L’amélioration de la prise en charge des asthmes sévères pourrait aussi venir des futurs traitements en développement. « Une association fixe de fluticasone et bêta-mimétiques longue durée d’action à prise quotidienne unique, actuellement à l’étude, pourrait permettre d’améliorer l’observance », indique le Dr Jean-Pol Dumur, président de l’Anaforcal et coprésident du congrès.
Des anti-interleukines (anti-IL5, anti-IL 13, etc.) sont aussi dans les pipelines mais avec, pour le moment,
« des résultats décevants et de nombreux effets secondaires ». L’intérêt des anti-IgE, en revanche, semble acquis. Une méta-analyse récemment publiée vient en effet de confirmer l’efficacité de l’omalizumab dans l’asthme allergique sévère, en permettant versus placebo une réduction de 50 % de la posologie quotidienne de corticostéroïdes inhalés, et une diminution de 45 % des exacerbations. Compte tenu de cette efficacité, « les anti -IgE sont aussi à l’étude dans d’autres aspects de la pathologie allergique comme la prévention des accidents anaphylactiques chez les sujets présentant des allergies sévères à l’arachide », rapporte le Dr Dumur.
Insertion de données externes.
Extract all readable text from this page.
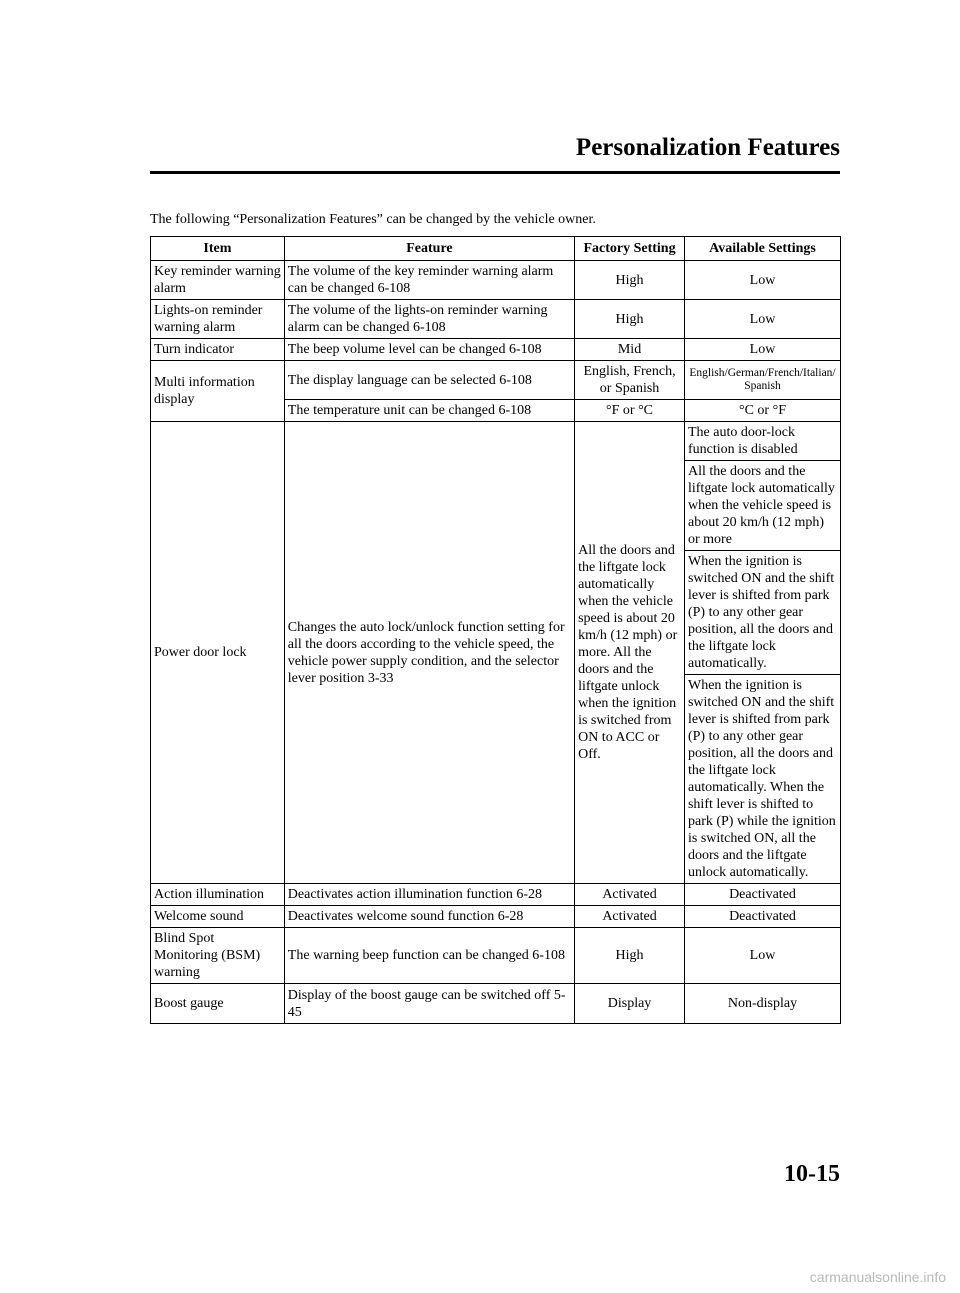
Personalization Features
The following “Personalization Features” can be changed by the vehicle owner.
Item	Feature	Factory Setting	Available Settings
Key reminder warning alarm	The volume of the key reminder warning alarm can be changed 6-108	High	Low
Lights-on reminder warning alarm	The volume of the lights-on reminder warning alarm can be changed 6-108	High	Low
Turn indicator	The beep volume level can be changed 6-108	Mid	Low
Multi information display	The display language can be selected 6-108	English, French, or Spanish	English/German/French/Italian/ Spanish
	The temperature unit can be changed 6-108	°F or °C	°C or °F
Power door lock	Changes the auto lock/unlock function setting for all the doors according to the vehicle speed, the vehicle power supply condition, and the selector lever position 3-33	All the doors and the liftgate lock automatically when the vehicle speed is about 20 km/h (12 mph) or more. All the doors and the liftgate unlock when the ignition is switched from ON to ACC or Off.	The auto door-lock function is disabled
			All the doors and the liftgate lock automatically when the vehicle speed is about 20 km/h (12 mph) or more
			When the ignition is switched ON and the shift lever is shifted from park (P) to any other gear position, all the doors and the liftgate lock automatically.
			When the ignition is switched ON and the shift lever is shifted from park (P) to any other gear position, all the doors and the liftgate lock automatically. When the shift lever is shifted to park (P) while the ignition is switched ON, all the doors and the liftgate unlock automatically.
Action illumination	Deactivates action illumination function 6-28	Activated	Deactivated
Welcome sound	Deactivates welcome sound function 6-28	Activated	Deactivated
Blind Spot Monitoring (BSM) warning	The warning beep function can be changed 6-108	High	Low
Boost gauge	Display of the boost gauge can be switched off 5-45	Display	Non-display
10-15
carmanualsonline.info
Dans cette pathologie, des essais d’immunothérapies épicutanées sont également en cours avec des premiers résultats qui semblent prometteurs (lire ci-dessus). Enfin, toujours dans le domaine des allergies alimentaires plusieurs communications ont aussi mis en exergue les allergènes alimentaires émergents (voir p. 16) avec notamment « beaucoup de choses sur les hydrolysates de blé », souligne le Pr Demoly. Issu des procédés de fabrications de l’industrie agroalimentaire, ce néo-allergène serait responsable d’environ 1 % des réactions anaphylactiques sévères.